Hi all!
This is a brief follow up to the above previous thread I started. The previous thread was marked as 'answered' and closed for further comment which is strange as it certainly wasn't answered! But good news, after 10 months of tantrums and frustration I finally cracked it!
I wanted to post how I did because I'd say 95% of what fixed it was from other people's comments and help on the last thread. SO THANK ALL OF YOU SO MUCH!
So my problem was an old house, giant thick walls, and my 11 or so speakers constantly cutting out and freezing. I had a netgear orbi mesh system. Now this mesh system was fantastic, but I couldn't get it to play ball with the speakers and the switch between them. Eventually I gave up on the orbi, and bought an Asus router that just manages to reach all the corners of my house. This helped a lot! But didn't fix it
Someone recommended I got MANAGED switch, but this was actually making it worse (see below..) although the system wouldn't be much better with a dumb switch. Eventually I cracked the settings on the router and the switch, as below. So I did need a managed switch, I just needed to get into its settings and turn off its networking flooding function.

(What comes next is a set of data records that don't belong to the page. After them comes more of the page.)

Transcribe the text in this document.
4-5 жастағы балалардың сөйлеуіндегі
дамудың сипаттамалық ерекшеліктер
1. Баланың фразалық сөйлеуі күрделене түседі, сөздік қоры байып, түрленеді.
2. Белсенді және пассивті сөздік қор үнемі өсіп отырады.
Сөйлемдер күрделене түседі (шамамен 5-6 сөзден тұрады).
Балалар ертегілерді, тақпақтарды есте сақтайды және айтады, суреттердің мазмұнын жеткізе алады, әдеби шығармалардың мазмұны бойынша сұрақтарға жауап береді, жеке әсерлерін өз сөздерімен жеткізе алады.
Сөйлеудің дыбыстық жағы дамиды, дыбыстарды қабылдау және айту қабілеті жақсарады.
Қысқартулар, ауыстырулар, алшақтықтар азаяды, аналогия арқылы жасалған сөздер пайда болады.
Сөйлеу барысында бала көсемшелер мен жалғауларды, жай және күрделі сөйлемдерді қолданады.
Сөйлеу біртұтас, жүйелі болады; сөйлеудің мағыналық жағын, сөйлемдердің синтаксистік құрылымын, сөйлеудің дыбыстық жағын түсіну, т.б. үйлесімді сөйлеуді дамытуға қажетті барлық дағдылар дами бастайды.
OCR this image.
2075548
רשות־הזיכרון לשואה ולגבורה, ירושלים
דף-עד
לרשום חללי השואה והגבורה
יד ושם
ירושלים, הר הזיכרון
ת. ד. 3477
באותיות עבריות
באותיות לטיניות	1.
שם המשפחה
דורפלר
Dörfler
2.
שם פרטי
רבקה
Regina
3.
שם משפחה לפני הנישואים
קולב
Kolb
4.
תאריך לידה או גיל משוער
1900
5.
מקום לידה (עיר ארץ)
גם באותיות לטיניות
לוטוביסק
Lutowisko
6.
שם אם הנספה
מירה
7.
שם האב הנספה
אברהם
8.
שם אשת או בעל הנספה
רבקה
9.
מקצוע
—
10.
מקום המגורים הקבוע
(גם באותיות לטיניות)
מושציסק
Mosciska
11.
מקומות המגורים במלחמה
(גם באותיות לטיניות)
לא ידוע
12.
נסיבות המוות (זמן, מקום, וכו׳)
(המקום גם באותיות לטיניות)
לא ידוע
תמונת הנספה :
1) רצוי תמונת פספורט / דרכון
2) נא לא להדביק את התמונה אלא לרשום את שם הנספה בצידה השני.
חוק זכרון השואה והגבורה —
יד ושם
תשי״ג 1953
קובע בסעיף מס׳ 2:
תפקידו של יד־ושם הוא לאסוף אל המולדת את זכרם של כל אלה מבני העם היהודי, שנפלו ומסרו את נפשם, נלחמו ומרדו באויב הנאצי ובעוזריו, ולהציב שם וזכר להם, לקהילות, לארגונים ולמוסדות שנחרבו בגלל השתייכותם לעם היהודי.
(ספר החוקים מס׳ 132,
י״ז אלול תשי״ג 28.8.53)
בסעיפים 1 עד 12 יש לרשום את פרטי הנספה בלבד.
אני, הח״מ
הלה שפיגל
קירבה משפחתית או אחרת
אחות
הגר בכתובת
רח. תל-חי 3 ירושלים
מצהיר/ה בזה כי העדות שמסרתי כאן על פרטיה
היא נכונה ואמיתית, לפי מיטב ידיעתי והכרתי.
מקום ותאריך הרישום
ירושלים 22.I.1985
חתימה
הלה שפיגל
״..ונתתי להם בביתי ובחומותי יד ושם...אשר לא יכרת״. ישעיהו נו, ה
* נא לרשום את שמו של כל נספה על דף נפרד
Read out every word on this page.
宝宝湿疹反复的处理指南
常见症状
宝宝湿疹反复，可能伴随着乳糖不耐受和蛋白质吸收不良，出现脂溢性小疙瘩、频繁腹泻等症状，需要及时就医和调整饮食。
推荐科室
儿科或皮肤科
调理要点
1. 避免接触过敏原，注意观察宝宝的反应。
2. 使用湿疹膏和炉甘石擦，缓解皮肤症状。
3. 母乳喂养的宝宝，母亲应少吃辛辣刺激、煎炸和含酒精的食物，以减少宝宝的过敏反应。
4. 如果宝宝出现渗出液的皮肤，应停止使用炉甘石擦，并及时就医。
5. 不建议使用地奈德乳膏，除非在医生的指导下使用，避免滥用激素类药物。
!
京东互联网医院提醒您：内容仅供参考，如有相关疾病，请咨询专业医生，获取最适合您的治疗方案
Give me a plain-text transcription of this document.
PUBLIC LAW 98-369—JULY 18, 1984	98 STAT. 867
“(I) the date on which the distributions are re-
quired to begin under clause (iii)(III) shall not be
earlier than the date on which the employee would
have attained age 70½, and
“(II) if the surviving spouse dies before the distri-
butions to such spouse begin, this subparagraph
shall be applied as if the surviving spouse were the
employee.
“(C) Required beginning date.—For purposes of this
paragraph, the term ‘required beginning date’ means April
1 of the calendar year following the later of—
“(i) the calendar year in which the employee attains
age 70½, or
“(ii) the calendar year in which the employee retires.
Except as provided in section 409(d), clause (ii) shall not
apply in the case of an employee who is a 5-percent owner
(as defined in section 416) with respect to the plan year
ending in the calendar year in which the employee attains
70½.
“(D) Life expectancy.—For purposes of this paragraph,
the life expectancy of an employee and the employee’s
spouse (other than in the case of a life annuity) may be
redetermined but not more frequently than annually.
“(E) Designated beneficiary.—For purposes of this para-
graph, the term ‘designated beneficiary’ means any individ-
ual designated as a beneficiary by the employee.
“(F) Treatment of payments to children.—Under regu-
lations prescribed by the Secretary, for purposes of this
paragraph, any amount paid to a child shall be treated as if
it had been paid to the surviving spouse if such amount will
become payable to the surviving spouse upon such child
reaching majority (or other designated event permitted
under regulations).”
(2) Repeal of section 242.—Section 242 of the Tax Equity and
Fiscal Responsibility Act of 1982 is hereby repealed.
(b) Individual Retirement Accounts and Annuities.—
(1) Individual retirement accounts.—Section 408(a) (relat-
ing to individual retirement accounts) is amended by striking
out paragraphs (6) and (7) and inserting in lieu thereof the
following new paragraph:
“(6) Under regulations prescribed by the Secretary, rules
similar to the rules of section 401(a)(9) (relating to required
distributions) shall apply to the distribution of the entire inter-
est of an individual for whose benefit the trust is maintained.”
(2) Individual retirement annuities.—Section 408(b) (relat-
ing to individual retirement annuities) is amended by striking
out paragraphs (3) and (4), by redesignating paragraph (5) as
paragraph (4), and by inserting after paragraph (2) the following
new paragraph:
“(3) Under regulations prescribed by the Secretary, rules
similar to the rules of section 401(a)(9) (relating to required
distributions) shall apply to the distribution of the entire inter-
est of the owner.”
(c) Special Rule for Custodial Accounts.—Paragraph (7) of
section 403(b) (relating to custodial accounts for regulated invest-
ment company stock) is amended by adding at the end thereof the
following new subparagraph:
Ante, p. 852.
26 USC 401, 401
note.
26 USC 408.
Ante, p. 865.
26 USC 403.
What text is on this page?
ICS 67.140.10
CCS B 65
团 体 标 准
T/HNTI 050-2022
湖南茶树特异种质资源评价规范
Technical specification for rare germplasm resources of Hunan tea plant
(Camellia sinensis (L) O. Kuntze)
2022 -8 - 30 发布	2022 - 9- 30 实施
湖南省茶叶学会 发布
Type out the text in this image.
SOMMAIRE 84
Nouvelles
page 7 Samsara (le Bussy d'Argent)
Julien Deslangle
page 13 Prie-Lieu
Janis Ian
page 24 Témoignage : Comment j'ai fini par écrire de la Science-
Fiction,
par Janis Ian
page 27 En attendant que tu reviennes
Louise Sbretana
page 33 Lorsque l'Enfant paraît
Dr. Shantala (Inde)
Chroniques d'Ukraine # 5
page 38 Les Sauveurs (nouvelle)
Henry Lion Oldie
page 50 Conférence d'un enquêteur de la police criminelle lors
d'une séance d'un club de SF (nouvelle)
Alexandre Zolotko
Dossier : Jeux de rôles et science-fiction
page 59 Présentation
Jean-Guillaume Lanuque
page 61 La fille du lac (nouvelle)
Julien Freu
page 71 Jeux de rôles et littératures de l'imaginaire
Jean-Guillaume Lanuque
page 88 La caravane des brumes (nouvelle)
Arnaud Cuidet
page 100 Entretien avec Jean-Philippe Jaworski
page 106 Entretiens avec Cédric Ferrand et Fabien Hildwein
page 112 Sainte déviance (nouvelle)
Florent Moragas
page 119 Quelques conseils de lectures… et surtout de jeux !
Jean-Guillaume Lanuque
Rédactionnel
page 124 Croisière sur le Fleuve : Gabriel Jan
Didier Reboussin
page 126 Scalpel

So feel free to delete this or move it if it's in the wrong place or not the done thing, but below is my set up and settings in case anyone ever finds themselves in my position!
My router is an Asus RT-AC88U
The switch is a TP-LINK TL-SG108E
On the router, the following turned off:
Beam forwarding
Mu-mimo
Airtime fairness
And then turn on its:
Igmp snooping
And then the speakers plugged into a MANAGED switch. Not an unmanaged one. And this where the final act was. The switch then needs to have its STP protocols turned on, and disable its function to prevent network looping (this was very difficult to do as I had to reset the switch a few times. I got the impression they aren't designed for the casual user to go sniffing around the settings). Basically between the router and the switch it was stopping the speakers communicating with each other. Identifying it as a flooding of the networking and blocking it. The orbi mesh added to these woes as it essentially seemed to double everything with every access point I had in place.
Then plug at least 2 speakers into the switch
Separate the speaker's mesh channel so it is a different channel to the router (and next door)
And set dedicate IP addresses to each individual speaker. And our smart printer. As the printer causes issues.
Honestly it was that easy…
Now hopefully someone who knows more than me doesent come in and say the settings above are dangerous or something...I'm just happy it works!
Again, thanks for your help everyone!